THE ANGELO FOOTBALL CLINIC is a three-day Mardi Gras for high school football coaches, an only-in-Texas operation featuring a never-ending stream of lectures and PowerPoints and question-and-answer sessions on the best way to prepare your big'uns to pick up a line stunt. The clinic is held in mid-June, in the basketball arena at Angelo State University, and to reach the stands it's necessary to pass through a mazelike trade show, a cubicled left-right-left haunted house of gimmicks and gear.
It's booth after booth of men and women hawking a better artificial turf, a better video system, a better helmet, a better ankle brace. They've got jerseys, letterman jackets and chin straps. There's a training tool that looks like a reverse straitjacket intended to keep a quarterback's throwing hand eternally above his waist. There's a new and improved blocking shield worn like a vest. ("Keep your hands free!") There's an enormous plastic cylinder filled with sand being marketed as a leg-drive trainer by former Texas All-American and NFL All-Pro defensive tackle Doug English, who says he was inspired to invent after watching his son roll round hay bales on the family ranch.

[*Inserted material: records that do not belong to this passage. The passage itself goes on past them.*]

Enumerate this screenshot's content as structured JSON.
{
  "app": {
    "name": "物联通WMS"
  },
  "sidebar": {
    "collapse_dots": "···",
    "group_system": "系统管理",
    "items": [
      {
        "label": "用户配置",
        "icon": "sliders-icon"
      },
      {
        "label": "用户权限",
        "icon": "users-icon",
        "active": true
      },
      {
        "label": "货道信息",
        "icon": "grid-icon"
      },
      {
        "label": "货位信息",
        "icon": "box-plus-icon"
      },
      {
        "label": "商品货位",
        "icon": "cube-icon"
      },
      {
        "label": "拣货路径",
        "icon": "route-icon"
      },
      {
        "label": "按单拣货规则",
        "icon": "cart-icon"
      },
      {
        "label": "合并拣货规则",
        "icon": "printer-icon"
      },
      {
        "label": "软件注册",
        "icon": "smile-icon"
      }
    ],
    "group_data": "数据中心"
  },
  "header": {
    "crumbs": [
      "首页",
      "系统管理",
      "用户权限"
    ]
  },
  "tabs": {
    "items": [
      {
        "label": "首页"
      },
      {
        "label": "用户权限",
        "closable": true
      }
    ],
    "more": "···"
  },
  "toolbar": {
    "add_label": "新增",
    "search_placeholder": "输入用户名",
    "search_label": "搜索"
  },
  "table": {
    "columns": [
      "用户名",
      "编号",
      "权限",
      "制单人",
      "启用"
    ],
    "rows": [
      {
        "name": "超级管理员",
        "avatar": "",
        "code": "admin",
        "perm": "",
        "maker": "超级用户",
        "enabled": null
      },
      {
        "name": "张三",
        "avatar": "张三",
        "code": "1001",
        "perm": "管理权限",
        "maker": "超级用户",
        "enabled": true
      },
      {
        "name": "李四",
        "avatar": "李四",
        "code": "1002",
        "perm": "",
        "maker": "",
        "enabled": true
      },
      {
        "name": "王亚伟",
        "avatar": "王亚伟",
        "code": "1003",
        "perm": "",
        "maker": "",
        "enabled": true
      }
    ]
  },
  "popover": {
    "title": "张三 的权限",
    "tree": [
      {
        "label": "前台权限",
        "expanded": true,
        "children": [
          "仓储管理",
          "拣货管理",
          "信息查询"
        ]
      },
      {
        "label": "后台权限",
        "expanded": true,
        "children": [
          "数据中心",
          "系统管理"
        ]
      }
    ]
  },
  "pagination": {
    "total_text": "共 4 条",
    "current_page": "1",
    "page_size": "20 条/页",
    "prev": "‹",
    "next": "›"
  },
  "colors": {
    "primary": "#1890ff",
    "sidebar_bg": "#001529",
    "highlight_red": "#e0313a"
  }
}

Into this windowless dungeon of earnest hucksterism strides Texas football coach Charlie Strong, flanked and followed by several assistants. Strong's Longhorn-orange polo is buttoned to the neck, just tight enough to leave no doubt about weight-room habits that produce forearms funneling from four-lane below the elbow to two-lane at the wrist. His shaved head shines brightly under the fluorescents, the Mississippi River of veins running from above his right ear. Barely 5-foot-8, looking 10 years younger than 53, Strong is the kind of man whose posture -- a chiropractor's dream -- seems to have its own personality.